Los Ángeles, 9 ene (EFE).- El colombiano Carlos Pardo, especialista en neurología del hospital Johns Hopkins, trabaja en extender a nivel internacional el Consorcio de Investigación de la Encefalitis de Rasmussen, enfermedad que genera ataques epilépticos en niños.

«El síndrome de Rasmussen se caracteriza por convulsiones frecuentes y eso ocurre porque uno de los hemisferios cerebrales está afectado por inflamación», dijo en entrevista telefónica a Efe Pardo, profesor asociado de neurología y patología del hospital Johns Hopkins en Baltimore, Maryland.

«La enfermedad se detecta a temprana edad y hay teorías que sugieren que la inflamación es producida por un virus; pero después de 50 años de investigación no hay un tratamiento efectivo y lo único que detiene la epilepsia continua es remover la parte afectada, que es la mitad del cerebro», reveló.

El especialista indicó que el procedimiento de remoción de un hemisferio cerebral produce problemas neurológicos en los pacientes que por consecuencia hacen que la vida de los afectados sea difícil.

Pardo nació en Colombia en 1960 y se graduó como médico de la Universidad Industrial de Santander en 1984; posteriormente completó en 1989 la residencia médica en el Instituto Neurológico de Colombia para trasladarse al Instituto de Medicina Johns Hopkins en EEUU, donde en 1999 culminó su especialización en neuropatología y neurología.

«En este hospital me interesé en estudiar las patologías de epilepsia y ahora como profesor asociado mi laboratorio se dedica a los estudios de la relación del sistema inmune con los problemas neurológicos del sistema nervioso central», explicó Pardo.

«Y mi principal foco son la encefalitis de Rasmussen, mielitis transversa y esclerosis múltiple», subrayó.

El médico señaló que la Encefalitis de Rasmussen es una rara enfermedad que en los pasados 10 años en EEUU se han diagnosticado 500 casos y solamente en el hospital Johns Hopkins en las dos décadas pasadas han sido atendidos 55 pacientes.

«Pero en Latinoamérica, por ejemplo, los pacientes no reciben el tratamiento adecuado disponible», aseguró Pardo.

«Yo sé de al menos de 5 casos de Colombia en que los pacientes solamente reciben tratamientos antiepilépticos que disminuyen las crisis convulsivas; pero no son niños que van a recibir todo el tratamiento disponible y que no van a ser curados completamente», destacó.

Pardo indicó que en Colombia, Argentina y México hay hospitales que practican la cirugía para combatir la epilepsia.

Sin embargo, debido a que con la hemisferectomía la mitad del cuerpo se paraliza, los nosocomios latinoamericanos tienen grandes limitaciones para atender posteriormente a los pacientes en programas de rehabilitación que eviten que sean discapacitados por el resto de sus vidas.
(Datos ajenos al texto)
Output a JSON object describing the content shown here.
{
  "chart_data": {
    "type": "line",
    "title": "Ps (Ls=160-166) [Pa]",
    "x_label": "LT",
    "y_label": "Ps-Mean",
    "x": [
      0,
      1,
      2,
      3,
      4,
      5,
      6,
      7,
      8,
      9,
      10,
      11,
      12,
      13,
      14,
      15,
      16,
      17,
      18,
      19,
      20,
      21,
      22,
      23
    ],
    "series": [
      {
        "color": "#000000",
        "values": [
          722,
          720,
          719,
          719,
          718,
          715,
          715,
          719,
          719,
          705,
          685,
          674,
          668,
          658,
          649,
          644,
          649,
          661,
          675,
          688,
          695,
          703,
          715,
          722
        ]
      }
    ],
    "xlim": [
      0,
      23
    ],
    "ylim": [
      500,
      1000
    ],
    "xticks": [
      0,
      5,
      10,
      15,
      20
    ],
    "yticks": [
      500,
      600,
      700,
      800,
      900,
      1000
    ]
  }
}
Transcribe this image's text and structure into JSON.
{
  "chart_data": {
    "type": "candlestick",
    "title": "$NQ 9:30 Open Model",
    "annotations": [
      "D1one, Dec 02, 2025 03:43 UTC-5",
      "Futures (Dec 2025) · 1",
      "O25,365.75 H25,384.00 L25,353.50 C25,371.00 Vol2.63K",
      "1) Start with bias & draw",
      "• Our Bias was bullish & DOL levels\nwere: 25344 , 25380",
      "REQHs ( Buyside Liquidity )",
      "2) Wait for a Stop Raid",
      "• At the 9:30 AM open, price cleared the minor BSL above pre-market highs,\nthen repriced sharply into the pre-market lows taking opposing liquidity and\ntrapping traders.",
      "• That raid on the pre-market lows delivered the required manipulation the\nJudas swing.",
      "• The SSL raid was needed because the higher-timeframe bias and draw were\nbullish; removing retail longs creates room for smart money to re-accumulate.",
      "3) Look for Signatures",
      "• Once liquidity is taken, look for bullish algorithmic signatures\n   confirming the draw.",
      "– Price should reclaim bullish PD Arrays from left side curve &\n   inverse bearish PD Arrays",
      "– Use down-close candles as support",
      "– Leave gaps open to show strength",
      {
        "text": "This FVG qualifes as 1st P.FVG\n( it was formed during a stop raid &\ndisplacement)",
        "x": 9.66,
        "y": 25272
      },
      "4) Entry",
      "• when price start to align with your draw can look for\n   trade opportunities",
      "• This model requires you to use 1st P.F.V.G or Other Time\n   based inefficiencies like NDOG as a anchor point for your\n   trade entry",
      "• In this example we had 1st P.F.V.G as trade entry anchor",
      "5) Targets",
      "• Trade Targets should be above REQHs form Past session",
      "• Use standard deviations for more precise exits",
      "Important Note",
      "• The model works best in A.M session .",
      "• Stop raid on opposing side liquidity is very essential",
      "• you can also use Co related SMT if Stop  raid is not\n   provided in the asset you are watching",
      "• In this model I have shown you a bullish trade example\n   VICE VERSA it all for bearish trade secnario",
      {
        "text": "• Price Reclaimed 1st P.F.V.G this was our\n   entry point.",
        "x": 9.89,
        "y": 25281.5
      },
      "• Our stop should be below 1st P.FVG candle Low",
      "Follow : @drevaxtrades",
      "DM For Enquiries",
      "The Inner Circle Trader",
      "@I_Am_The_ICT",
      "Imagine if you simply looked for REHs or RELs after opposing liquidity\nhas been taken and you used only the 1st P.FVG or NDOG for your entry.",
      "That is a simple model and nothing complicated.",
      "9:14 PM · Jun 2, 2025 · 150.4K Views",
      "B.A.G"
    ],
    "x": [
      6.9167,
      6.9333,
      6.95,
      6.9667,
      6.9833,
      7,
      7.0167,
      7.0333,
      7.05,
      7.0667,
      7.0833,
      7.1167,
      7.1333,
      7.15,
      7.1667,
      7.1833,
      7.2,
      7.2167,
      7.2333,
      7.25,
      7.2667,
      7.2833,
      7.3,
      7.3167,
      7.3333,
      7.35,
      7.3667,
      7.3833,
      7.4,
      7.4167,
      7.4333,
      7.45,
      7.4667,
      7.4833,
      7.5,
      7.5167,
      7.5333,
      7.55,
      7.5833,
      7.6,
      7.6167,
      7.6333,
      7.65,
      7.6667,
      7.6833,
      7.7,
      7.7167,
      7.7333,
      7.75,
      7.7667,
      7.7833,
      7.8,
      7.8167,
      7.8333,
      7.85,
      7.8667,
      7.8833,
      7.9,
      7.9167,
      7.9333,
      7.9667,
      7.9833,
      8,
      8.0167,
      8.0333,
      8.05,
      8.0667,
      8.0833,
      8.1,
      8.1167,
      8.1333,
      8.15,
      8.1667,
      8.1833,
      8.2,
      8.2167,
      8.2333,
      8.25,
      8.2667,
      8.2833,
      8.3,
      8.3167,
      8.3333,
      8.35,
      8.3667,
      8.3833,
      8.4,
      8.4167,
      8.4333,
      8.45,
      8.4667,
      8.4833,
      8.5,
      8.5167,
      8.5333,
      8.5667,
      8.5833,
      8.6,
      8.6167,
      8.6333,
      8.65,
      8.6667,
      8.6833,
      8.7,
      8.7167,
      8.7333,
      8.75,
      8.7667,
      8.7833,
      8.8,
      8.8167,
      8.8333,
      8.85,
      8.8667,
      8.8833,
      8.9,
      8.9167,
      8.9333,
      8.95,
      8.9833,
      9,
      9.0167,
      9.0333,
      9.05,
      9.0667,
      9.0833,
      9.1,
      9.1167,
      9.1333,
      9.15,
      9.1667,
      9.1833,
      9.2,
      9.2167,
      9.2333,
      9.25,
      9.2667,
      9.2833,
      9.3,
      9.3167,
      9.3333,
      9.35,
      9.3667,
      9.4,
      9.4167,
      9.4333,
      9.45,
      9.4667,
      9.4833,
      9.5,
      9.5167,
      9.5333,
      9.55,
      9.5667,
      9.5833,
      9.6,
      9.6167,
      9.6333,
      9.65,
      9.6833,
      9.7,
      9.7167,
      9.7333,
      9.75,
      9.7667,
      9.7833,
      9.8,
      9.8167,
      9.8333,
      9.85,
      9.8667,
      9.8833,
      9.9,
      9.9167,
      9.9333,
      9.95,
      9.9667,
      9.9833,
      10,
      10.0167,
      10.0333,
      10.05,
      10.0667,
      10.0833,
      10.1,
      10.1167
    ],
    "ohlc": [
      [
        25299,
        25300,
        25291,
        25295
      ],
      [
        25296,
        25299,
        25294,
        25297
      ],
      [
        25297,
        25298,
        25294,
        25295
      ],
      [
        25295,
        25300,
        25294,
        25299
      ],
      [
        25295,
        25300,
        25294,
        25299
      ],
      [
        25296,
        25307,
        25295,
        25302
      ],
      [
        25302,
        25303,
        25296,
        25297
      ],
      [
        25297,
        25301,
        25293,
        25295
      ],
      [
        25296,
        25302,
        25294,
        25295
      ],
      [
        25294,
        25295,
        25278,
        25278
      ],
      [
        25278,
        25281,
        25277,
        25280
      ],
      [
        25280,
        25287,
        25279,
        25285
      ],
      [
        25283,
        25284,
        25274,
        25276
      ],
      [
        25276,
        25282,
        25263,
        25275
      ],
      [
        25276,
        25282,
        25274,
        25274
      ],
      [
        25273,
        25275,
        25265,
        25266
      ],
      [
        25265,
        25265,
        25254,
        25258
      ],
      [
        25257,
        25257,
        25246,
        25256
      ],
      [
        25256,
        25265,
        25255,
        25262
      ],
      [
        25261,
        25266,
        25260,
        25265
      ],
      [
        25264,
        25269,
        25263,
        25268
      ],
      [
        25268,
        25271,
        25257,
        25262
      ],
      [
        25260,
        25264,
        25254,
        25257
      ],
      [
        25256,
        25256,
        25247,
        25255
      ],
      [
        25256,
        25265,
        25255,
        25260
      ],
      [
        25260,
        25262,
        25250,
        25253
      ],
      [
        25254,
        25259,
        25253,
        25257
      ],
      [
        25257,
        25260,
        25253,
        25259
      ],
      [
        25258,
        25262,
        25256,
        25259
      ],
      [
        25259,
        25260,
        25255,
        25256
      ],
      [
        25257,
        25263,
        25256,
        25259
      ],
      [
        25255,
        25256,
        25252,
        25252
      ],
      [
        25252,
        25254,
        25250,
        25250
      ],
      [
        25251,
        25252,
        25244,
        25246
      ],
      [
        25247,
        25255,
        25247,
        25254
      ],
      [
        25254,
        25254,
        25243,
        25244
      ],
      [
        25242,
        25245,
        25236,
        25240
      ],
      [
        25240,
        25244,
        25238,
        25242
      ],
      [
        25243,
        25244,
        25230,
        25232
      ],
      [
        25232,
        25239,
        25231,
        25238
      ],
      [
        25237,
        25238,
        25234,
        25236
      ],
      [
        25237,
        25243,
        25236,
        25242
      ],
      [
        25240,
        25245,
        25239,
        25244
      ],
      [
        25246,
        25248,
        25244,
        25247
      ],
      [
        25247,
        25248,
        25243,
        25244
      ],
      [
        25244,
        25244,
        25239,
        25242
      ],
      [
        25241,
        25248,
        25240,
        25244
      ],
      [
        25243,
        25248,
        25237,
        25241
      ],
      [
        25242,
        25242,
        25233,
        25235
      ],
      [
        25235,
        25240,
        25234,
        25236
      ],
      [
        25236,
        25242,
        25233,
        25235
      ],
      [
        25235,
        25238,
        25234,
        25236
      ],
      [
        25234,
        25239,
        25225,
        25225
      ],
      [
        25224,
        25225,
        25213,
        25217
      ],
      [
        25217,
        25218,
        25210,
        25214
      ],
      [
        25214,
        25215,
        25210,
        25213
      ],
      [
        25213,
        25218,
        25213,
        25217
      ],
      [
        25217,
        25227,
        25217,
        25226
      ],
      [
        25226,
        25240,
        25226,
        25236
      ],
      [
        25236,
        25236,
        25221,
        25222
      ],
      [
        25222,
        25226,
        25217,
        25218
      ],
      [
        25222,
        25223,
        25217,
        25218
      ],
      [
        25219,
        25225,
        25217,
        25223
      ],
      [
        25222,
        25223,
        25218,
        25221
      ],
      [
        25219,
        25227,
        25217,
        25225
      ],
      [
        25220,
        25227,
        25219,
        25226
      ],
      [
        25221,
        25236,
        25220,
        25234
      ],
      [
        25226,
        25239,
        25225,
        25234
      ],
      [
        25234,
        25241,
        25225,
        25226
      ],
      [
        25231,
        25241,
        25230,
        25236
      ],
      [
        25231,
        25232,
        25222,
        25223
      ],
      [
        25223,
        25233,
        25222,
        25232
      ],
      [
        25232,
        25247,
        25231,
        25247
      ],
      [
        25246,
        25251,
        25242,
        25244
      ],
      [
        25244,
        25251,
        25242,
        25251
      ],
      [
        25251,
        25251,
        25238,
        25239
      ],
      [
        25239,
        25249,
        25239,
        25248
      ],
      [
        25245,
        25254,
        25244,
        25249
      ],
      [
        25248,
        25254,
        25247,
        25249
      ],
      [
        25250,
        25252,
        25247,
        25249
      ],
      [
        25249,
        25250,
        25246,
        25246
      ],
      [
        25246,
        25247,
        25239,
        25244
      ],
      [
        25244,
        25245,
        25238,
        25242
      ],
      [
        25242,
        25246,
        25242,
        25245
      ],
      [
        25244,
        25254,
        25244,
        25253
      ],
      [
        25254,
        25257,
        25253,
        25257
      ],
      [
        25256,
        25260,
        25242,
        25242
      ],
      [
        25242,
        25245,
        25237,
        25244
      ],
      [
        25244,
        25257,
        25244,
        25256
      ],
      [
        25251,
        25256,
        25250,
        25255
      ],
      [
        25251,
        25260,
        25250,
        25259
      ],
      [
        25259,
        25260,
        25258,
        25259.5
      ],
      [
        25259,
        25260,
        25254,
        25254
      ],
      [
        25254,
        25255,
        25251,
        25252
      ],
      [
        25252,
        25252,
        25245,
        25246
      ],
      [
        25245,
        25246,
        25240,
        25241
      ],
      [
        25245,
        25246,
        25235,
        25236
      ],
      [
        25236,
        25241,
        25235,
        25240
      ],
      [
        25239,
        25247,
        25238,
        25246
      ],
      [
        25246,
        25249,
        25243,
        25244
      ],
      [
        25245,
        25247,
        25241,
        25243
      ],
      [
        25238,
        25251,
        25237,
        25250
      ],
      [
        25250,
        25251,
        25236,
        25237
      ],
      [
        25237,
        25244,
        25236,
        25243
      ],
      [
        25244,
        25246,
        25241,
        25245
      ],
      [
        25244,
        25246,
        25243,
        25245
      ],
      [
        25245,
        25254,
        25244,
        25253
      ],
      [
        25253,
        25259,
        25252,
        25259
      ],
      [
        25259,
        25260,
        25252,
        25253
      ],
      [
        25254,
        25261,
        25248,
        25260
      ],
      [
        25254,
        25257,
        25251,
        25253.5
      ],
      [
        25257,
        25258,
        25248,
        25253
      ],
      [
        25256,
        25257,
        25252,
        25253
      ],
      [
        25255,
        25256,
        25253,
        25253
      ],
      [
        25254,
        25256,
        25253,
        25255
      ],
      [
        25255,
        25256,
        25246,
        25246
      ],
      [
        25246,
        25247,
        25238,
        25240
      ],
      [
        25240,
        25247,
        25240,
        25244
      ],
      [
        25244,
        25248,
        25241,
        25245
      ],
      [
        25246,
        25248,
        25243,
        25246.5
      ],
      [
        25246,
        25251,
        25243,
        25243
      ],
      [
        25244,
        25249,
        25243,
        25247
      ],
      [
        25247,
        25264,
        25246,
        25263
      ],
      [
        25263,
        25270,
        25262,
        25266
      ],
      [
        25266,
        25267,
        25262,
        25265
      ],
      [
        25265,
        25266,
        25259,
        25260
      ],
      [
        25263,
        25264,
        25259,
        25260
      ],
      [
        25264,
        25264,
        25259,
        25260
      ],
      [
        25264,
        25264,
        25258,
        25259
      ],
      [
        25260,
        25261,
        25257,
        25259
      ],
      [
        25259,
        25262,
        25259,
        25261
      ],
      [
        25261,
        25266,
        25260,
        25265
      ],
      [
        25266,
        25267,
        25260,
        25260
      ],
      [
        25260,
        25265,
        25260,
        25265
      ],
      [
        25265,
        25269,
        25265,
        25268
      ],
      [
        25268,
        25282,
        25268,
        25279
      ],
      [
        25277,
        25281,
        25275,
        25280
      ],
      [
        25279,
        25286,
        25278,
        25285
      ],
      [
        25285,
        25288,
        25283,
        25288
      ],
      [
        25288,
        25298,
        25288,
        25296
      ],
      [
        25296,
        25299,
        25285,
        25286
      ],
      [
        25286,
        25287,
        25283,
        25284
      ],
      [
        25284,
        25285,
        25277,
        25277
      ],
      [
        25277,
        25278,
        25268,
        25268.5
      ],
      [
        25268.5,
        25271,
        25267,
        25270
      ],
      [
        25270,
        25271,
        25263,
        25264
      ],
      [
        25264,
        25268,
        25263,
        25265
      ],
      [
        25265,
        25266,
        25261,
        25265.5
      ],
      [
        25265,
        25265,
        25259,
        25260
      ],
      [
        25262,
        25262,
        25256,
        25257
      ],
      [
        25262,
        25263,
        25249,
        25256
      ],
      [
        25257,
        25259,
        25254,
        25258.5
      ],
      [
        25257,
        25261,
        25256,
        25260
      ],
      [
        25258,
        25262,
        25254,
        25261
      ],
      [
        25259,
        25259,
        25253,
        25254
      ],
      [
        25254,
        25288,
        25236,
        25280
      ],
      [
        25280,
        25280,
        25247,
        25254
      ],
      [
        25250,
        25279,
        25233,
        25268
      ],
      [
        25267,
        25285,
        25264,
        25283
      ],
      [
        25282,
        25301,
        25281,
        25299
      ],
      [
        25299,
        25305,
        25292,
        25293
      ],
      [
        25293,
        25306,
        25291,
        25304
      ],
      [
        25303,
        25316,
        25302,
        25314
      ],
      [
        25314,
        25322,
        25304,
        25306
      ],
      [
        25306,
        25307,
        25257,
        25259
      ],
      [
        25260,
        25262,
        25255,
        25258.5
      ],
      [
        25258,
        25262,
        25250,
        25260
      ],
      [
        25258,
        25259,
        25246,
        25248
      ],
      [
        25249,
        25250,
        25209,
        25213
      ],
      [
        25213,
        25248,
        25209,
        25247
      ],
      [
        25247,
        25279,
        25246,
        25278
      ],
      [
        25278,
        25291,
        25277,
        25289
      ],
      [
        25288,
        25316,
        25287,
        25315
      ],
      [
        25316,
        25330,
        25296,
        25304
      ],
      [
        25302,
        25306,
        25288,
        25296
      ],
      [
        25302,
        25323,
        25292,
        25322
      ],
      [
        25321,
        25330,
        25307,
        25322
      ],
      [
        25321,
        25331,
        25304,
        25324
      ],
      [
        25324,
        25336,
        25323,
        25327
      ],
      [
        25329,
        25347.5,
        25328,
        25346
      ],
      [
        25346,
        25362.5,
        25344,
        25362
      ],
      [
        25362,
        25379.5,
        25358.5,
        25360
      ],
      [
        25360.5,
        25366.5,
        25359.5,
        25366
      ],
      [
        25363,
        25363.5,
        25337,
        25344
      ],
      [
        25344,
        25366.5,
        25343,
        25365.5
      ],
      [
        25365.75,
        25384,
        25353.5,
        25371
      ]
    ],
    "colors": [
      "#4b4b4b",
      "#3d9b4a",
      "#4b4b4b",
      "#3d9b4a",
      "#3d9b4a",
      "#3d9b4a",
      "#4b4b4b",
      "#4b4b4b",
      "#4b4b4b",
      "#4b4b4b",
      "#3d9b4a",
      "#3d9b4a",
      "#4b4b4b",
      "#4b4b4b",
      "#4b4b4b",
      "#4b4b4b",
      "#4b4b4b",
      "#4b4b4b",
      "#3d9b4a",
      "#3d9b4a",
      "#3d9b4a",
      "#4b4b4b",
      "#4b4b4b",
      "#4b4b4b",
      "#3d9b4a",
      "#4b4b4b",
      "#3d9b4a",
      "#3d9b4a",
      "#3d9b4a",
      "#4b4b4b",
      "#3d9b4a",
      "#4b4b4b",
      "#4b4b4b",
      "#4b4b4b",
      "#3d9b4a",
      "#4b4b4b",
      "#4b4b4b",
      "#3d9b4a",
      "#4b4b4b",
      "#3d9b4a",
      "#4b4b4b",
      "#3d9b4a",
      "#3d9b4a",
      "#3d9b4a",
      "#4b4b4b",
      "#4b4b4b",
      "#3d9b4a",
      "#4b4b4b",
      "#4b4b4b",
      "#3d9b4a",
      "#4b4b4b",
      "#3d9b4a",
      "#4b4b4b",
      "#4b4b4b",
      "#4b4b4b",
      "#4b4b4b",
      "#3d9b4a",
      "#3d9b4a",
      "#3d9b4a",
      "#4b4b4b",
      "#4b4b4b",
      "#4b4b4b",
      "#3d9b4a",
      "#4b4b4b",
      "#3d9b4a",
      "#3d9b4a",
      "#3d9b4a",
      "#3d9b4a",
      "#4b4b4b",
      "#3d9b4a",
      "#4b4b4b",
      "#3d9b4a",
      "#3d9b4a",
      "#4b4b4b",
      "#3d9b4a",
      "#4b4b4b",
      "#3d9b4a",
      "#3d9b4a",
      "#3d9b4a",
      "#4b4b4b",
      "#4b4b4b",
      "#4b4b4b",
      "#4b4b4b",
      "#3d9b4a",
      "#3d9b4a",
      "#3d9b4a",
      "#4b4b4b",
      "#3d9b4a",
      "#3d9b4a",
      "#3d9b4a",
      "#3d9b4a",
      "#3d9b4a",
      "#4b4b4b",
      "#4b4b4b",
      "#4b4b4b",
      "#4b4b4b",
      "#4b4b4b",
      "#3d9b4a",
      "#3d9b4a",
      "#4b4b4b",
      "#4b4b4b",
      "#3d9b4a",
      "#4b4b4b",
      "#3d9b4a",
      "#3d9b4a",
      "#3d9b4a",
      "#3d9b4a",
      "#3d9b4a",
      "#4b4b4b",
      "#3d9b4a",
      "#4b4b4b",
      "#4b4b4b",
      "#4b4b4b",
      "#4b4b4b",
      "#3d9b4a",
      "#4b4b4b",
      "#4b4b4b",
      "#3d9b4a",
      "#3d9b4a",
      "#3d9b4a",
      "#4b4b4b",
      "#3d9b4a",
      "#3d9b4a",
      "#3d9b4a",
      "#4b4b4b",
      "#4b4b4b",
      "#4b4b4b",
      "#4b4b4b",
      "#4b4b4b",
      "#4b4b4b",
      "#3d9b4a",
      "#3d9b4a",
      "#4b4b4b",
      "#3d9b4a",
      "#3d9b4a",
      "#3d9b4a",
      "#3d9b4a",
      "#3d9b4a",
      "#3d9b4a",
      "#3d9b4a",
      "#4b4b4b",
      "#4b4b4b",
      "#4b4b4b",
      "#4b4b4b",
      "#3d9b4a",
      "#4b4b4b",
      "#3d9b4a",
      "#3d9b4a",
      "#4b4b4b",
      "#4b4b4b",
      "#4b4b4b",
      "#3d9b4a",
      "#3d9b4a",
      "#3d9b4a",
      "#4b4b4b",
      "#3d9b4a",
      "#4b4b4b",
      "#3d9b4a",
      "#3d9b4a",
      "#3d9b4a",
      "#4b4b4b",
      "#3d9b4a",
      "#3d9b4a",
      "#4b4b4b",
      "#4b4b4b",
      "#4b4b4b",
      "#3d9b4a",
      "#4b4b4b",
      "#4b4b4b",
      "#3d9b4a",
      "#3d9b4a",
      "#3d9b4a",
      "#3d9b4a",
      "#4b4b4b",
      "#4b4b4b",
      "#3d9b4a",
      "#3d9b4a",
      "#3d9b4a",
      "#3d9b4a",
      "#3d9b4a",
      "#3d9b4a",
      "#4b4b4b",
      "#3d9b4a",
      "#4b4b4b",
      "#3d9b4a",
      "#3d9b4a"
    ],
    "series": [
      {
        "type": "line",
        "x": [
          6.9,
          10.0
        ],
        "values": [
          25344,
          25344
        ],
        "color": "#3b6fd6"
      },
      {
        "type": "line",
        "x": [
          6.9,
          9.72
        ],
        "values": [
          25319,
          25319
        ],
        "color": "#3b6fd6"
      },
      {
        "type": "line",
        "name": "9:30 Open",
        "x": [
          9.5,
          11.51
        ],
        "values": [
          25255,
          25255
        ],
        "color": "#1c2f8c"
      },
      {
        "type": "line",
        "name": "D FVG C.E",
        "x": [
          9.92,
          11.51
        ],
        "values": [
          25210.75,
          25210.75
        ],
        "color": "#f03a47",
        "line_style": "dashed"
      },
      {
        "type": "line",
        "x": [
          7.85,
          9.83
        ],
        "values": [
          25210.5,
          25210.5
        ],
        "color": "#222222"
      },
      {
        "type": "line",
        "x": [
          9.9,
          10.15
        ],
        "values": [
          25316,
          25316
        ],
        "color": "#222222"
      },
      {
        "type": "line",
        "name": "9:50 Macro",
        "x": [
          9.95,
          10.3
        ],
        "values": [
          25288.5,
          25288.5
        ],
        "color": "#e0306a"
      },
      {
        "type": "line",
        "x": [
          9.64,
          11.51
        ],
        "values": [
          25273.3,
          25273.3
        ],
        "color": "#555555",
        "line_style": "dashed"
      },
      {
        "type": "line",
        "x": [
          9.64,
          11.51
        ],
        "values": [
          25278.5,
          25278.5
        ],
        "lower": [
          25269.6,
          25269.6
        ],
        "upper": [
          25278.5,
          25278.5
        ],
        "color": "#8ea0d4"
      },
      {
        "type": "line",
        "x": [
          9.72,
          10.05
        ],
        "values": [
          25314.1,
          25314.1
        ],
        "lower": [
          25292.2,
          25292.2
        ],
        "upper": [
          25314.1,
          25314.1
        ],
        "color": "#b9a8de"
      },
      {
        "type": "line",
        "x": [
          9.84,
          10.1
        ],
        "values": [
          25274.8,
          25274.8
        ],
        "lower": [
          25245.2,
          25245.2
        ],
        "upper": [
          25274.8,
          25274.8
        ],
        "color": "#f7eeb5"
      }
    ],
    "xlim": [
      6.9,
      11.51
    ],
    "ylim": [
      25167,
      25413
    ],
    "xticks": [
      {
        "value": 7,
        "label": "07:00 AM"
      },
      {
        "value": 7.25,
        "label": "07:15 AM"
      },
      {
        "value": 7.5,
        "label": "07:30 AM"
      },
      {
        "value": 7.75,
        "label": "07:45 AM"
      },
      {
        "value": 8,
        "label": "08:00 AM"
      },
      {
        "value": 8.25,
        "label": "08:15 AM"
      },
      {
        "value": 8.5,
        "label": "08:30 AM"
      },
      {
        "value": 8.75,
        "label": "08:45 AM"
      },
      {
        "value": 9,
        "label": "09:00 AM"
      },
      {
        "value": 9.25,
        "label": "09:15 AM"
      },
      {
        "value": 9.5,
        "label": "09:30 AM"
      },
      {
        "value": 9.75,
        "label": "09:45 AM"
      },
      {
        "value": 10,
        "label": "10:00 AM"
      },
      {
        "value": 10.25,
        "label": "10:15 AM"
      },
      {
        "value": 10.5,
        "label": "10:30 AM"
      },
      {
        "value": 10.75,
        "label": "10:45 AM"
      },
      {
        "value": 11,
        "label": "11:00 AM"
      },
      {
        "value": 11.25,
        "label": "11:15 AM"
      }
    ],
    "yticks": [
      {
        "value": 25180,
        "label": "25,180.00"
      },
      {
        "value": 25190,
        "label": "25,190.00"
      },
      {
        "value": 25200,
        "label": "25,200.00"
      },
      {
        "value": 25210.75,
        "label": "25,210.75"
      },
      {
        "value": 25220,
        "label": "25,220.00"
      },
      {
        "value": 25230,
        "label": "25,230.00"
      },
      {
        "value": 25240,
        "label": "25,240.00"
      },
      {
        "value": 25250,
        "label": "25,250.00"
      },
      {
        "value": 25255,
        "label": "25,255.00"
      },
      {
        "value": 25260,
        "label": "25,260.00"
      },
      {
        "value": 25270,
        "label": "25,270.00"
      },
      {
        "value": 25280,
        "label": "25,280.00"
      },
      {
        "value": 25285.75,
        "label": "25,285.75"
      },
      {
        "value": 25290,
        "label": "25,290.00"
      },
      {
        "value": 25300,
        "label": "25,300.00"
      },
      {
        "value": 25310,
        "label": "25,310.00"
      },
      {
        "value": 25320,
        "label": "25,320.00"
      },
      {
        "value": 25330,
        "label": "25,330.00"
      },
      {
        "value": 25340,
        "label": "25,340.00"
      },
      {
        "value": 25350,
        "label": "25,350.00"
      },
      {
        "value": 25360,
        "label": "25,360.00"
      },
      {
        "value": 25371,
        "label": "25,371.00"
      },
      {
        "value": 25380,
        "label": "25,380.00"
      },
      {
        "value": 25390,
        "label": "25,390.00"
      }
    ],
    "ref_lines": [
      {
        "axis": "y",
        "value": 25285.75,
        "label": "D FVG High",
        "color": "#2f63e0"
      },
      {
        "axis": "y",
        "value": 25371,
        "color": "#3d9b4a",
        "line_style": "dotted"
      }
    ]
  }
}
«La experiencia de nosotros en EEUU es que los chicos con hemisferectomía crecen con problemas en el sistema psicomotor», aseguró Pardo.

«Pero después de haber completado el programa de rehabilitación estos muchachos se adaptan a la vida de manera adecuada y yo he visto algunos que van a estudiar a la universidad y después a trabajar».

Recientemente en EEUU se creó el Consorcio de Investigación de la Encefalitis de Rasmussen en el que además del hospital de la escuela de medicina de la universidad Johns Hopkins, del cual Pardo es uno de los representantes, se encuentran asociados el hospital de niños Mattel de la Universidad de California en Los Angeles (UCLA) y el hospital de niños de Boston.

Uno de los objetivos del Consorcio es compartir información clínica, además de muestras de tejido de hemisferios cerebrales extraídos para estudiar bajo el microscopio la enfermedad y así acelerar las investigaciones que conduzcan a un mejor tratamiento.

«Con la idea de colaborar con más neurólogos con experiencia en casos de encefalitis de Rasmussen, para seguir estudiando las causas y atender mejor a nuestros pacientes es que queremos ampliar el consorcio a nivel internacional», indicó Pardo.

«Estamos en conversaciones con colegas de Europa, pero en Latinoamérica nosotros podríamos ayudar a que por ejemplo nuestros colegas neurólogos tengan lo que necesitan para enfocarse más en la rehabilitación de nuestros pacientes, porque eso a nosotros nos ha dado buenos resultados», finalizó.